Wednesday, August 24, 2016

Week 3 - So somehow my stupidity has arrived here

So I realized I never explained NUSocial - hence the title.

NUSocial is meant to be the one-stop group management system for NUS - primarily designed for halls and CCAs, but the more I look at the functionality the more I think it can be even used for faculties, departments, even modules. Coming from Science, everyday my inbox is spammed by OCA, OSA, OCS, IT, Rubiah (whoever this really is), EUC, Math Department... You name it lah. Seriously? Who doesn't delete all this indiscriminately? I only want to receive the CFRG ones (cos they might land me jobs!)

Now imagine all this put into a feed, together with your CCA, hall, (whatever funny subscriptions you can think of) groups, combined with event-signup features. No more flooding emails, no more messages getting too long in Whatsapp, no more missing posts in FB drowned in the sheer volume of Pokemon Go screenshots.

Imagine always being able to find the information you want, and fast

Imagine managing your groups and events with peace of mind knowing people don't have to come back to bug you for info (provided you set everything up nicely lah)

We thought it'd be a good idea. Personally I think it's mildly useful, but will take a lot of onboarding to work. I guess a lot of my apprehension comes from NUS's refusal to use student projects - really, there are so many GREAT CS3216 projects out there, but look at what NUS has been doing? They're recommending using the CORS module scheduler. Like seriously guys, NUSMods exists. (I hope someone from NUS reads this and realizes what idiots they are (Am I allowed to write this?))

Basically the point is that building projects for NUS might be really cool and really useful - but end of the day the school won't support it, and we'll always have to fight to grab students ourselves. Which is kinda lame, esp. if ideas are good. In our context specifically, I think my inbox will still be flooded, even if NUSocial is an instant success with students.

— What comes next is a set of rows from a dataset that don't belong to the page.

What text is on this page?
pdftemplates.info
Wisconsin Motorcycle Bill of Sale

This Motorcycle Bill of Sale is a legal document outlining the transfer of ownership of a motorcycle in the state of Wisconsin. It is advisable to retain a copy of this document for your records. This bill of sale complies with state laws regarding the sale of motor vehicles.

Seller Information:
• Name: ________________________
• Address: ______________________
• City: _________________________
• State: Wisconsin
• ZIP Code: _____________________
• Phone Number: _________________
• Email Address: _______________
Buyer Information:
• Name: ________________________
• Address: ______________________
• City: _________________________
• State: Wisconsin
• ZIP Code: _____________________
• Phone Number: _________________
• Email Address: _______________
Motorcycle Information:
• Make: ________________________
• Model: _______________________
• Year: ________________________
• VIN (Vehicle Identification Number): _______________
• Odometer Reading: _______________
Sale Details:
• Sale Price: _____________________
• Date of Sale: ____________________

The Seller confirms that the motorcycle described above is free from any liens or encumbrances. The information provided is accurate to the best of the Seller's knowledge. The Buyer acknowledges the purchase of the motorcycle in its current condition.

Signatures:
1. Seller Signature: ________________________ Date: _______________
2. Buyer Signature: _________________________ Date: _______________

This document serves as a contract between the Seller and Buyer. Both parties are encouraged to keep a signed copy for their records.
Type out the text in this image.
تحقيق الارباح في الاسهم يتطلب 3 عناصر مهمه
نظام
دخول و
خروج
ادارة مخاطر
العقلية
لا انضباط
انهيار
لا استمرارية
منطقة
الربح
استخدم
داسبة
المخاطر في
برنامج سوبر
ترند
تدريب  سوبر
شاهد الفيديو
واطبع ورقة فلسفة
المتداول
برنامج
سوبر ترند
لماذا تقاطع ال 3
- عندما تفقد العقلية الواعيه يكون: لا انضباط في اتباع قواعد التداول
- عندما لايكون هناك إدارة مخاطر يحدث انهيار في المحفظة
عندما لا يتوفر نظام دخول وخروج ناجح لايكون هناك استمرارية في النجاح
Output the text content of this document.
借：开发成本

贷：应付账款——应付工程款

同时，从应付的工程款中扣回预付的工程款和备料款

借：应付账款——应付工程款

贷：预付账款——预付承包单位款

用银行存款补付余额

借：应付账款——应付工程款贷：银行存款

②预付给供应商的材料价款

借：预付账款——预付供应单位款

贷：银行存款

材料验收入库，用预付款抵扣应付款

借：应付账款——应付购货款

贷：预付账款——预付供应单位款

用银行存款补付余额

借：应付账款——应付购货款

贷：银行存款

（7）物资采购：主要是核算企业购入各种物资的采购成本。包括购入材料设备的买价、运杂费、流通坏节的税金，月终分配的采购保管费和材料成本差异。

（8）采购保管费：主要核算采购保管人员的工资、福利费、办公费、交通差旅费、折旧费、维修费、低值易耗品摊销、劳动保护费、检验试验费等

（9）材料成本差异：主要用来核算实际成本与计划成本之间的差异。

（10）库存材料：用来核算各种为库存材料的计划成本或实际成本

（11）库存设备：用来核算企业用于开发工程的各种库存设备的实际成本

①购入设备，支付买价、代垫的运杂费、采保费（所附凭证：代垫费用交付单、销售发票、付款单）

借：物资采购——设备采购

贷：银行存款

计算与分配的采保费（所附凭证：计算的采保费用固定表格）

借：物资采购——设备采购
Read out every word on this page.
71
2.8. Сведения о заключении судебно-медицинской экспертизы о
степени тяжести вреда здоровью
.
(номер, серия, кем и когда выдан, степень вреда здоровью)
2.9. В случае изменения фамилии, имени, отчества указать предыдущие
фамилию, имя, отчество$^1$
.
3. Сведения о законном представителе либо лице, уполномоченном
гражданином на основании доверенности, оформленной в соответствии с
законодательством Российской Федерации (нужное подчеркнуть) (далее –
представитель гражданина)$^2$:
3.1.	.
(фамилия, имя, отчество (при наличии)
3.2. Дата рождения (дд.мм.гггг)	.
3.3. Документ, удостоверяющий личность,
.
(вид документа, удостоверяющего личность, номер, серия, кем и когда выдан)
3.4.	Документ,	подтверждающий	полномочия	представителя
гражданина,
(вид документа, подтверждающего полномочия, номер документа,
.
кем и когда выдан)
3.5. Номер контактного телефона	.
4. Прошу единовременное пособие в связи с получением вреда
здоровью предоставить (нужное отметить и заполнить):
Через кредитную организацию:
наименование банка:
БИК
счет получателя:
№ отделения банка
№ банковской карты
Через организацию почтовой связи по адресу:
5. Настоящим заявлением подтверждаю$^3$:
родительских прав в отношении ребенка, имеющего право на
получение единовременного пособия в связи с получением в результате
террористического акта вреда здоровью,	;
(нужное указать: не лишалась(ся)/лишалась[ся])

I do however still see that we might possibly have a good student user-base. What's more, with the functionality we've put in, I think it's got potential to expand beyond these simple use-cases to serve modules and project groups, etc. (okay a project group probably doesn't need such a large feature set) - and I suddenly have an idea to add a file upload system. Whoops! Time to run it through the team

Anyway, reflections for this week:

Assignment 1:

Spent the week not doing so much - some review, some prep for the mid-assignment submission, and a day of trying to make our landing page look acceptable >< Unfortunately that's competing wtih all the other groups - who have really nice landing pages. Damn. We're obviously not a very artistic group, and I've been trying to look up web design principles. Haven't found any particularly good resources though.

Assignment 2:

Critiquing FastJobs - I looked mostly at the web app, various members of my team looked at Android and iOS. We're going to focus on the mobile versions in the end after looking through. I must say that the web app is terrible. Plenty of bugs, some links to functionality that doesn't work, inconsistencies and so on. It does serve a nice niche of part-time jobs but beyond that honestly I don't see what's the big deal about it. We had a really interesting discussion on Monday about what's good, bad and ugly, as well as what we can do on top of it. (But I'll leave that for the presentation right? So you won't see it here)

1 comment:

  1. If you are looking to create nice landing pages, just explicitly ripoff someone else's design. Now I'm not even telling you to learn and emulate from them, I'm saying just SHAMELESSLY RIPOFF. It's still a decent way to learn things. Because as you dissect their page and try to reproduce it in code, you will learn things along the way. Some stuff you thought was simple to do is actually not as simple as it looks.